I was sweating. Panting. I couldn't stop. I had lost all control. It was just me and him.

I woke up in a psychotic frenzy. Who? What? How? I had dreamed about him again. The boy I loved with all my heart. The one I broke up with. The one who was my first kiss. The one I said I loved and meant it with all my heart. The one that got away. Freddie Benson.

We said it was mutual. It broke my heart to let him go. I dreamt about him every night. He was my life. Why was I stupid? Breaking up with the nub was the dumbest thing I could have done in my life. Now he will always be the one that got away.

It had been over a month since we broke up, and each day was getting worse and worse for me. It was getting harder and harder to hide my love for him. Especially being around him every freaking day. Sometimes I just wanted to punch him because I loved him so much. Each day I was falling more and more in love with him, if that was even possible. Plus, it was impossible to form a hatred for him, since he was always so nice. Sometimes I felt like killing him. The one that got away.

I got up and went to take a shower. It was only three in the morning but I knew that after the dream I had that I wasn't going back to sleep. I got in the shower. I started to think about Freddie again. I got in the shower. The hot water hit me and I burst into tears. I knelt there on the floor weeping uncontrollably. It had gotten too bad. I was losing it without him. My life was falling apart. I was ruined.

I finally got control of myself, turned off the water, put on some clothes, and turned on the TV. As I flipped through the channels, I thought about Freddie again. I started crying again. This time my mother came out.

"What is wrong with you?"

"Thanks for the support."

"Well I'm trying to figure out what the hell is going on here?"

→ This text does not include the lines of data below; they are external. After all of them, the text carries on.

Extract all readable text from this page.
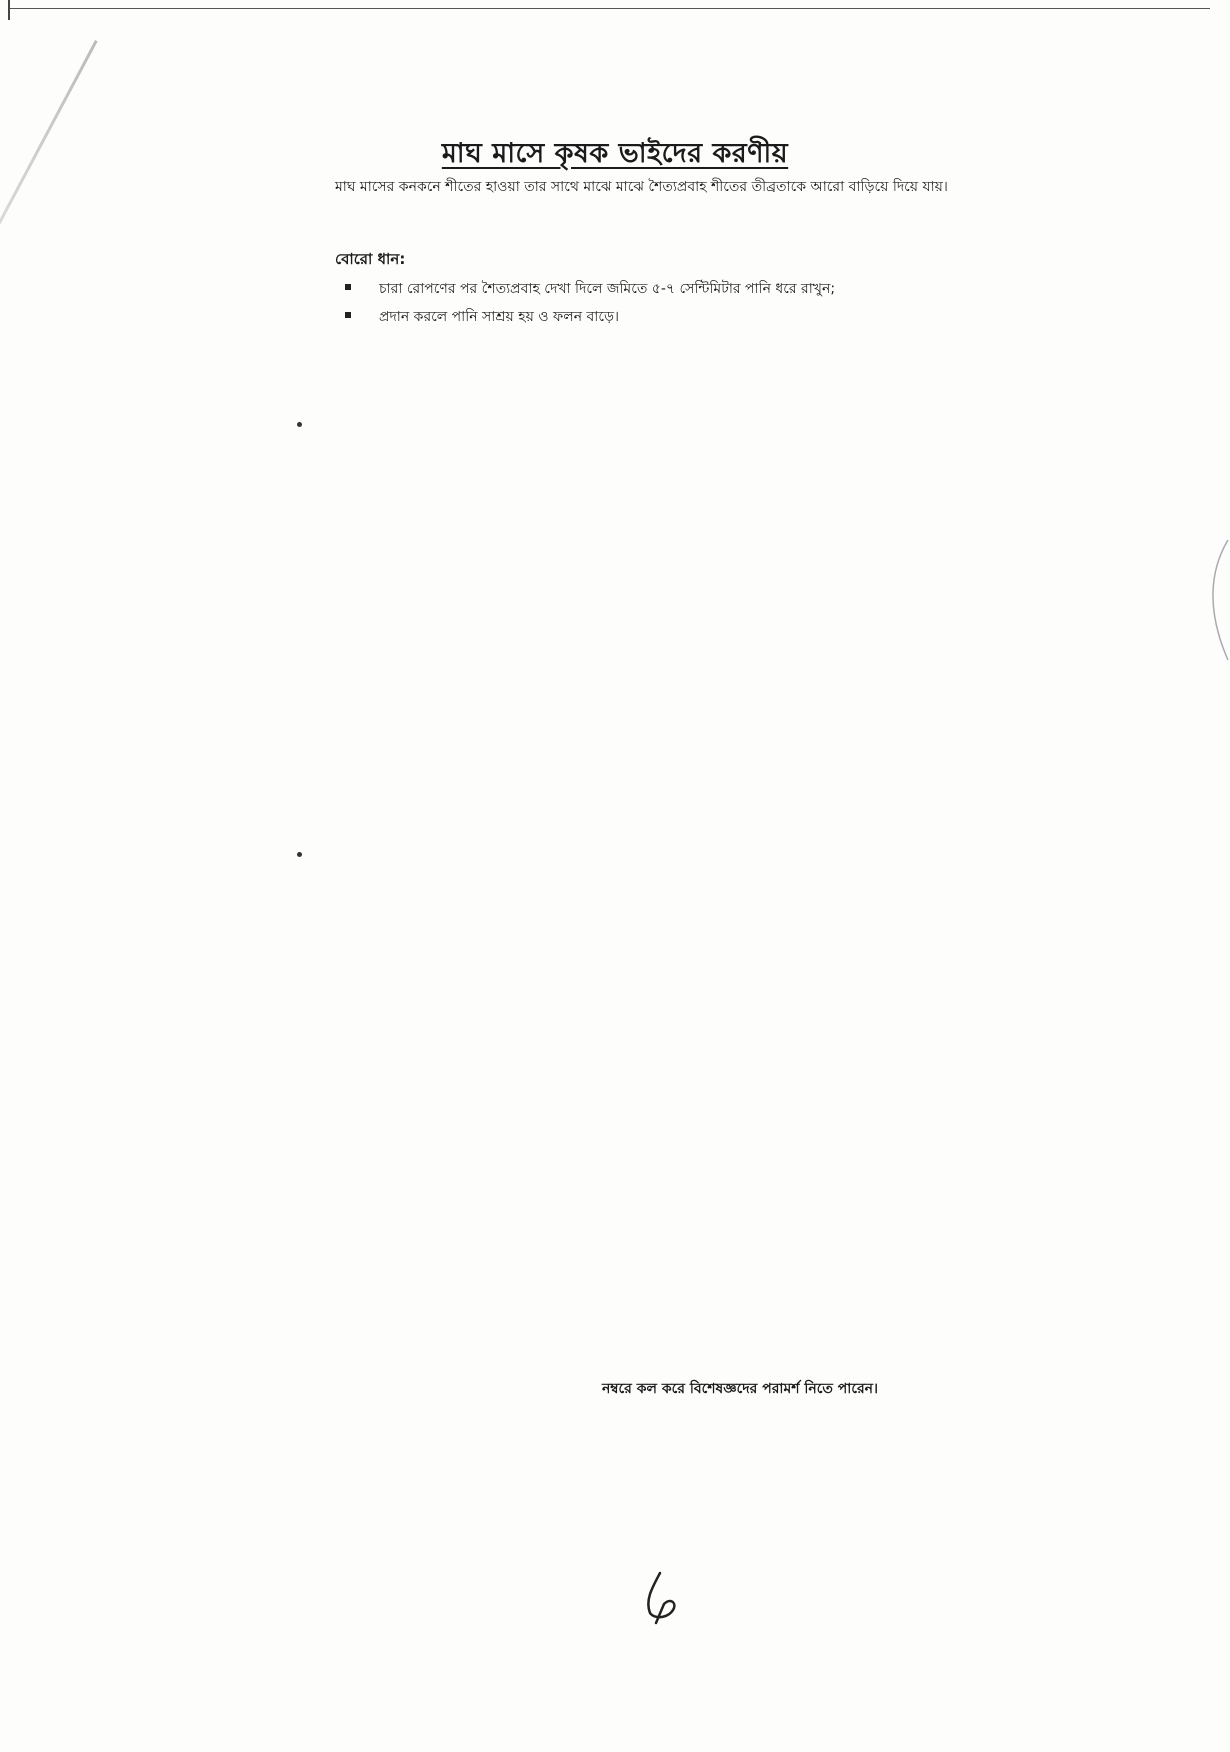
মাঘ মাসে কৃষক ভাইদের করণীয়
মাঘ মাসের কনকনে শীতের হাওয়া তার সাথে মাঝে মাঝে শৈত্যপ্রবাহ শীতের তীব্রতাকে আরো বাড়িয়ে দিয়ে যায়।
বোরো ধান:
চারা রোপণের পর শৈত্যপ্রবাহ দেখা দিলে জমিতে ৫-৭ সেন্টিমিটার পানি ধরে রাখুন;
প্রদান করলে পানি সাশ্রয় হয় ও ফলন বাড়ে।
নম্বরে কল করে বিশেষজ্ঞদের পরামর্শ নিতে পারেন।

"I love Freddie, that's what."

"Oh, that boy. I see. You are so whipped."

"Shut the hell up!"

"I'm just saying."

"Well you can stop saying."

"Whatever. Just stop blubbering will you? Some people like to be sleeping right now."

"Go away."

"Good night lover girl."

"Shut up!"

I was so frustrated right now I couldn't stand it. I felt like going over to Carly's, but I knew it was too early. Not to mention, how was I supposed to explain to her that I was weeping because I was still in love with Freddie. The one that got away. Not a good idea in my opinion. Freddie's was definitely a no. Brad's wasn't a good idea. Going over to your best-friend's boy-friends' house to talk about being in love with his best friend. Too weird and complicated. Guess I was stuck here until morning. And all I could think about was the one that got away.

Sometimes, life is just down right cruel.

~Freddie~

I sat up panting. I just had an amazing dream about the most amazing girl. A wet dream if I might add. The only problem was that the girl was Sam. The girl that I was madly in love with. My first kiss. The one that got away.

I still wasn't over her. I know that we broke up a month ago, but I still was madly in love with her. That girl drove me insane. I mean insane to the definition. But now all that was left of our relationship was the knowing that she was the one that got away.

I got up to shower. I knew that it was three in the morning, but there was no way that I was getting back to sleep. All the while, she was the only thing that was running through my mind. The one that got away.

It hurt me to call her that, but it was true. I had her, I did everything that I could for her, we loved each other, but then I didn't do enough, and she left me. She got away from me. She was the one that got away.

What hurt me even more was that I knew that there was no hope for us to get together again. I knew I was going to have to live with her only as a friend in my life. Nothing more than that. A friend was all that she was going to be. That was one of the worst feelings that any one could ever experience in their life. It just completely devastated me. My heart was truly broken as long as I had that feeling in it. And I knew that feeling was going to last forever. My feeling about the one that got away.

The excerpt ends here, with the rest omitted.